Scolding myself does not work, it makes things worse

As I am now struggling again, let’s remind myself that scolding myself does not work, it makes things worse.

When I am faced with difficult situations, I tend to react negatively as I hate discomfort. So when I realized my contributions to the difficult situations, I will be angry with myself. I am angry because I think if I did not do those things, I would not face this situation. There are many ways to express our anger. But at the moment, I mostly use scolding myself as that is the easiest. Talking and expressing anger in words is easier than changing myself or cleaning up the mess. In addition, it makes me unable to concentrate and therefore I have the luxury to not do things and attribute to my depression.

But let’s remind again that scolding makes things worse. First, it does not solve the real problem. It only distracts me from solving the problem. Second, it steps on my respect air hose that I could not breathe. I will have an internal emotional conflict as I disrespect myself. This will then push me to do some unloving or incorrect actions that lead to other problems. So instead of solving the main problem, I created new problems. As I created new problems, I will be angrier to myself and the cycle continues.
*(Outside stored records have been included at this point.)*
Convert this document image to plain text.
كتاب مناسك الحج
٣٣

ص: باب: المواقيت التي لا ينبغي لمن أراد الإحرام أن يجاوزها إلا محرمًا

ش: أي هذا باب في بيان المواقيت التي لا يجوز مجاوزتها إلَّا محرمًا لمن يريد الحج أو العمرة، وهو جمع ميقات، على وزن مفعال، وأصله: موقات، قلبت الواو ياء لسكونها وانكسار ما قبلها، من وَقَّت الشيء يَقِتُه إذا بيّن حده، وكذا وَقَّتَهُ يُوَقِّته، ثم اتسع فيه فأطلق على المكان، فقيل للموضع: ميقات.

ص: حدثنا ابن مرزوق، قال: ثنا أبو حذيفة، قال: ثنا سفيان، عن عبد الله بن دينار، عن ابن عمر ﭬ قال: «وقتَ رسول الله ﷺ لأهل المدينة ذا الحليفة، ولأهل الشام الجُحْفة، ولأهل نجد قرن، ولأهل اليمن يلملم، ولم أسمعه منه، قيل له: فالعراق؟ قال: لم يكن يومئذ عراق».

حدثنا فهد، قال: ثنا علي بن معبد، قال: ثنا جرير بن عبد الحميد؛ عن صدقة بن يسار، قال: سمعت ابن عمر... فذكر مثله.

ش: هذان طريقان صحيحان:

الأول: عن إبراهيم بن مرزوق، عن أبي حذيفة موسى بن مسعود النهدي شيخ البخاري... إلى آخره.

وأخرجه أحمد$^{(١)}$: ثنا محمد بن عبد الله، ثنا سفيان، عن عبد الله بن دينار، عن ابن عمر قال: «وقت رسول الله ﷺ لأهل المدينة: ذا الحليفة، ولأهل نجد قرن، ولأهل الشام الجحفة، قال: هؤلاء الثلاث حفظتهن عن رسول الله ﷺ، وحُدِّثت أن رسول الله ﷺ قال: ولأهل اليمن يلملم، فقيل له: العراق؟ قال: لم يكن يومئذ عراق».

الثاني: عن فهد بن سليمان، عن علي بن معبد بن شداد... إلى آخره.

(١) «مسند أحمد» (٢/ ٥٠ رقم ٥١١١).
So what to do? It is difficult to just stop scolding. It is easier to replace actions than stop actions. So, let’s do these three. First, do deep breathing exercise. Focus on my breathing. Focus on praying to God as I inhale and exhale. Second, take a break. Take a step back. Write. Go back to the priority list. Third, do what is good enough. Admit that no matter what I will do, it will not be enough. So let go the perfection and aim to be some steps closer to what is good enough.